VIDEOS AND MORE...

Loukia Alavanou, JJ Kawano, Group Mel-Air

18. 10. 2006 - 11. 11. 2006


vamiali’s gallery is pleased to present a group exhibition titled "Videos and more..." with artists Loukia Alavanou (GR), JJ Kawano (USA), and Group Mel-Air (NZ, ET, CN).

Athenian born, London based Loukia Alavanou works with video to explore themes of the familiar, the uncanny and the personal using found material and footage from different sources, starting from Hollywood films, Disney cartoons to last century black and white photographs. In "Burial of a Priest in an Unknown Village" (2006) Alavanou uses a photograph from the 1920's portraying civilians from an unidentified village who are gathered for the funeral of a priest and posing behind his exposed corpse. Loukia Alavanou de- recomposes the image: she cuts out religious icons, crosses and all kinds of ecclesiastic props, heads and body parts and merges them thus turning the still into an animation that resembles an uncanny moving organism: at first a Roman cross, it turns into a clock. The artist slowly removes layer after layer, emphasizing the selected symbols and therefore reflecting the camera's intrusion into this seemingly sacred moment. The gazes, the gestures, the props and the corpse, all seem to collude.
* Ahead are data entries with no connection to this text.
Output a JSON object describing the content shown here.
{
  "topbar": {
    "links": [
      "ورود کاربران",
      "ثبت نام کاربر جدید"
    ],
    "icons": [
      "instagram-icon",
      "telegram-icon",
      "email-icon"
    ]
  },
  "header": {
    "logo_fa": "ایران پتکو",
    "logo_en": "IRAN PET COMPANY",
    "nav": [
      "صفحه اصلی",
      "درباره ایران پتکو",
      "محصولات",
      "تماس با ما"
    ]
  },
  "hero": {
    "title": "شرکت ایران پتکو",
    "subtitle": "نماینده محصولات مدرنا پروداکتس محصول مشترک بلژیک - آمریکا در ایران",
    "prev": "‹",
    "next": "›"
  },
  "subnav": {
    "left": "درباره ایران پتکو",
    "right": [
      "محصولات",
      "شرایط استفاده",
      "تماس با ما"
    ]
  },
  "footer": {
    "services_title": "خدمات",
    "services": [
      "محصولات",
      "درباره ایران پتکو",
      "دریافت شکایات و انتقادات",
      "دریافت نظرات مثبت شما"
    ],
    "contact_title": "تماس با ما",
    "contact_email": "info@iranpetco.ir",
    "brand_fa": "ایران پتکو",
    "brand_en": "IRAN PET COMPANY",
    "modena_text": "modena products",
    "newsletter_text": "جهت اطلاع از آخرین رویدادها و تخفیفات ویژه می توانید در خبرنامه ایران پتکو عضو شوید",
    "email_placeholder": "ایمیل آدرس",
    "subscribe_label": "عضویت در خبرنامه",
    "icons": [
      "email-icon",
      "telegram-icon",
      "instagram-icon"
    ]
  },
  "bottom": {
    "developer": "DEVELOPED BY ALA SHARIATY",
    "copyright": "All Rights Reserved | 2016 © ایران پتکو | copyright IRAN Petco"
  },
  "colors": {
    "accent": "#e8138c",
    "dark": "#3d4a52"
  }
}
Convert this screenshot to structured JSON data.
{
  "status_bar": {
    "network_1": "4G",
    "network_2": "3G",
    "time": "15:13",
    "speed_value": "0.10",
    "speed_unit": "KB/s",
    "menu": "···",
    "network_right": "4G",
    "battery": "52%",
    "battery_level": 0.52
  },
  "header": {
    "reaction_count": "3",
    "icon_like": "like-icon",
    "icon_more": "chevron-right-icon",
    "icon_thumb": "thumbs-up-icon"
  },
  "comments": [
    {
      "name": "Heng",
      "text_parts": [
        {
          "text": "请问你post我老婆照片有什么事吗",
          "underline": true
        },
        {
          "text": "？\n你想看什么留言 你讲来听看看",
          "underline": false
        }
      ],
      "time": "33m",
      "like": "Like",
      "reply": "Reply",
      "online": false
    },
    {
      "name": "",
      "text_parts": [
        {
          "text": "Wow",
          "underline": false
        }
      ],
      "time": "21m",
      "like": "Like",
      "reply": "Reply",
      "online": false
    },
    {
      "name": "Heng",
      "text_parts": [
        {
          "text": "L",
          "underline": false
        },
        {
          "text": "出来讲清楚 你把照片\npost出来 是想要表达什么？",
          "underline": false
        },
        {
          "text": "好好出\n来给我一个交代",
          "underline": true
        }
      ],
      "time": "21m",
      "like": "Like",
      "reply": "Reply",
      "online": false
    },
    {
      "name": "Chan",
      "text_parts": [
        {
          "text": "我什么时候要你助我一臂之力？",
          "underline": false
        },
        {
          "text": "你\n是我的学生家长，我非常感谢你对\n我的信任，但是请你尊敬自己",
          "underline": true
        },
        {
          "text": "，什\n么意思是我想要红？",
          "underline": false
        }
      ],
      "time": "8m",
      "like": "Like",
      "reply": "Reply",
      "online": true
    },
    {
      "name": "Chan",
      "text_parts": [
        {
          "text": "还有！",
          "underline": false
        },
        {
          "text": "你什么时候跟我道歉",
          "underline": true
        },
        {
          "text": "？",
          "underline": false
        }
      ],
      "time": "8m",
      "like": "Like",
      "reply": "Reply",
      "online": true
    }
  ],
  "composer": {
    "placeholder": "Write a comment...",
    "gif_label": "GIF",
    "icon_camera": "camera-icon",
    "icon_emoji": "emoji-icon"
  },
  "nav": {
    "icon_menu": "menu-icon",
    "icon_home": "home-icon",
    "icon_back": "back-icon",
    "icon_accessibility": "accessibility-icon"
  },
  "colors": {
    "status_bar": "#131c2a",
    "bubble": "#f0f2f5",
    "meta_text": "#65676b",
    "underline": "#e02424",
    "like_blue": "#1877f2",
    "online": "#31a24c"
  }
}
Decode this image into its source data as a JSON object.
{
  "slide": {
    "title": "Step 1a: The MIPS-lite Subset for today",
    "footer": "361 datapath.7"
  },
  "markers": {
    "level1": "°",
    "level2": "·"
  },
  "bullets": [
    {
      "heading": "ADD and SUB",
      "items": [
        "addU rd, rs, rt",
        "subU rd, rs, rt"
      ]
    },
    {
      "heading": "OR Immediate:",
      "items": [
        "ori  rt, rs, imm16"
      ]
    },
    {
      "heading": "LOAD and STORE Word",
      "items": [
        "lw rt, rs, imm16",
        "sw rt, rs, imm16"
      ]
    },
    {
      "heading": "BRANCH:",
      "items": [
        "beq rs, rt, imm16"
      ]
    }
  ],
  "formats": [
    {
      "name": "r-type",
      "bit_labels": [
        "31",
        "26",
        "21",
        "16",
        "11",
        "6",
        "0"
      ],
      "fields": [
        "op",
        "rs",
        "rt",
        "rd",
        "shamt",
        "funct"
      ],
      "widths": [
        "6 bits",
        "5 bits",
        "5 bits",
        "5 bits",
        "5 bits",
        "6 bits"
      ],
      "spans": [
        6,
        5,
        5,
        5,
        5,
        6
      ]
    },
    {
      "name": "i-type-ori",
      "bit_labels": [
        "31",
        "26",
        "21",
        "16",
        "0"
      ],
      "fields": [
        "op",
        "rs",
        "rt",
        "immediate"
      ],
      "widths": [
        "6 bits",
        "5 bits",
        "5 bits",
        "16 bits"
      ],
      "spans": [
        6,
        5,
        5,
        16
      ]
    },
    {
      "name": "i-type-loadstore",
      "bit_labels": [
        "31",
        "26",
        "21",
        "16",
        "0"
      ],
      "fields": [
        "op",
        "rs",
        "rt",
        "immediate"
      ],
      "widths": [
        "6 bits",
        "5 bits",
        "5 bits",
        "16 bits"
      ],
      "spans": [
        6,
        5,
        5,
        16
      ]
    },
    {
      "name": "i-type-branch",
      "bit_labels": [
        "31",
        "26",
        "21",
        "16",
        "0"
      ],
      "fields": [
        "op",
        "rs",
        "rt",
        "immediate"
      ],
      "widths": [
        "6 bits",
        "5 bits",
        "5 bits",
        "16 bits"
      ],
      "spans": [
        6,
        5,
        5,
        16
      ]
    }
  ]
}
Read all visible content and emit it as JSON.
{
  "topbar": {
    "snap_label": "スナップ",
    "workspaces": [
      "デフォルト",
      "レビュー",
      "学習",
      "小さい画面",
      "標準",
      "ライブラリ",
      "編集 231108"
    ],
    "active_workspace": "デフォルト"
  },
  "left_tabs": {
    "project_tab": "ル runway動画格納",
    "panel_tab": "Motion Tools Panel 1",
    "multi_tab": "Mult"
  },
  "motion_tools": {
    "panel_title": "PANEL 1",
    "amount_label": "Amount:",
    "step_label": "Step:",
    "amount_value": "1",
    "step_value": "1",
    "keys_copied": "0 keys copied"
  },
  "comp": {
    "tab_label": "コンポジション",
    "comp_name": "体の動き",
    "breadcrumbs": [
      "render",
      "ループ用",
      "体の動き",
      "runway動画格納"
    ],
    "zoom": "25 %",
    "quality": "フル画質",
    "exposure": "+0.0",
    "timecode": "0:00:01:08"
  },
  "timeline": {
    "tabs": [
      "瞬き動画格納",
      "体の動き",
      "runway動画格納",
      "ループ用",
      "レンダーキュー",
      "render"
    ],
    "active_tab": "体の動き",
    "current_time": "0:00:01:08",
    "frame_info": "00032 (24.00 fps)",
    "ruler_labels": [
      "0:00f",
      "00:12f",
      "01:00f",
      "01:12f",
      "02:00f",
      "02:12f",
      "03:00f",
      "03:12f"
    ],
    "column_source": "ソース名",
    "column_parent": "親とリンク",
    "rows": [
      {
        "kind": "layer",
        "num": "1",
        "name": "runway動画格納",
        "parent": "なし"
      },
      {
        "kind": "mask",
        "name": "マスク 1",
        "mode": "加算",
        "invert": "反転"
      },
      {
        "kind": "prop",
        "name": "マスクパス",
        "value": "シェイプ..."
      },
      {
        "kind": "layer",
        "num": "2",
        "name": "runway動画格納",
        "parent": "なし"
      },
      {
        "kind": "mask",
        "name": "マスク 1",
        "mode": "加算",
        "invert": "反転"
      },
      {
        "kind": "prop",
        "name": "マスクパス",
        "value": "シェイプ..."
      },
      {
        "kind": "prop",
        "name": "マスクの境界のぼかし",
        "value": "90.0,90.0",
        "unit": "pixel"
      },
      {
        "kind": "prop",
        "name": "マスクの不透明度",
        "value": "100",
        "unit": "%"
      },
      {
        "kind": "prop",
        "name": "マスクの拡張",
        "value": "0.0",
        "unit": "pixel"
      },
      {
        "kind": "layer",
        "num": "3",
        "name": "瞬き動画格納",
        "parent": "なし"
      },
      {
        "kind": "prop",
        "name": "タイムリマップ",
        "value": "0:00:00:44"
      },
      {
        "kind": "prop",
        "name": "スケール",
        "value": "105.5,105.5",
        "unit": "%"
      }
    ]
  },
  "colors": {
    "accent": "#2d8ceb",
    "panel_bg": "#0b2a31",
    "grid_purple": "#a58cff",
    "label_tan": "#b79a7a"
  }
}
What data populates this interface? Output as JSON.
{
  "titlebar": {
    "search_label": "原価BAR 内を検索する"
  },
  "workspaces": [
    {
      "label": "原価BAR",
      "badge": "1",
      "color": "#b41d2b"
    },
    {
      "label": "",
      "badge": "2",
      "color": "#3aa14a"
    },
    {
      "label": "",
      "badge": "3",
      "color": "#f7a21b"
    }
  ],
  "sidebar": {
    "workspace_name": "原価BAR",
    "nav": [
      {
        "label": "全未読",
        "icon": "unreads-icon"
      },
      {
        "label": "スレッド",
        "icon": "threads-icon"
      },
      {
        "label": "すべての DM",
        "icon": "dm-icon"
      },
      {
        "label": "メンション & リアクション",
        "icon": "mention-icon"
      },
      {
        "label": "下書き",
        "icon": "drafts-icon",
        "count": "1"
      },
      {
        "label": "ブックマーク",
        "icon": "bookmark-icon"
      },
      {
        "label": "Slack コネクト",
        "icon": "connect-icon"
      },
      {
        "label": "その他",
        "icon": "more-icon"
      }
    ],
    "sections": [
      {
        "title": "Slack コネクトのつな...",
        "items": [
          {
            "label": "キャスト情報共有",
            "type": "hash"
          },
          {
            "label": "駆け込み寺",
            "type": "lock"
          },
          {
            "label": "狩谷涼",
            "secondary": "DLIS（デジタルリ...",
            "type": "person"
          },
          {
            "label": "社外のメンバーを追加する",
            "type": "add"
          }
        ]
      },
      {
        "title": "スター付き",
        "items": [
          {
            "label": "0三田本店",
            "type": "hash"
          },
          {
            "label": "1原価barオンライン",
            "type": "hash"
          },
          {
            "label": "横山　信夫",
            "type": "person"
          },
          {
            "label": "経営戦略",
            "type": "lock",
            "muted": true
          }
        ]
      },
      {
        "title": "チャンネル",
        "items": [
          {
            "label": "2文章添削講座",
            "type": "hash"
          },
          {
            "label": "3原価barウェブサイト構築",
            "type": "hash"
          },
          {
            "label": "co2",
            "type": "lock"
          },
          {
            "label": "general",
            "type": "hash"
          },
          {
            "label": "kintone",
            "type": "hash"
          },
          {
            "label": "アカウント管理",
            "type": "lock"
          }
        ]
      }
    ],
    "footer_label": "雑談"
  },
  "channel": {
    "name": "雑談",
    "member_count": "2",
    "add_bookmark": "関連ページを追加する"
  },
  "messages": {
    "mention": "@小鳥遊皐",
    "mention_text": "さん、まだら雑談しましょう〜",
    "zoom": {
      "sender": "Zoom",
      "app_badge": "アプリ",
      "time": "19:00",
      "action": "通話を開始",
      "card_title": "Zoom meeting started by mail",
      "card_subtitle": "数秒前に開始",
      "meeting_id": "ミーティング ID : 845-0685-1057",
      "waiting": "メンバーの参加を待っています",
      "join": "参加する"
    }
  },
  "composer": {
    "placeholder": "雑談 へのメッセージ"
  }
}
American JJ Kawano's work illustrates esoteric situations with phrases, text and images where melancholy and nostalgia are mixed with sarcasm to create abstract environments where everything is possible and language is usually subjective. Kawano works as a professional filmmaker in the film industry. In his short videos he is using recognizable popular music to seduce the viewer in an elegy of drumfire everyday life preferences. "My river" (2006), a single-channel projected video, features text along with music part of the famous classic Moonriver creating unusual and unexpected associations.

Group Mel-Air, a collective of four artists that work in china will present a projection within a sculpture or as they prefer to name this work a projected sculpture. “Group Reflections” (2006) is a new large-scale ambiguous mirror piece combined with a single and static projection. Their work celebrates the joy to work as a group but also is acting as a bridge to promote their individuality that is being revealed during a collaborative process.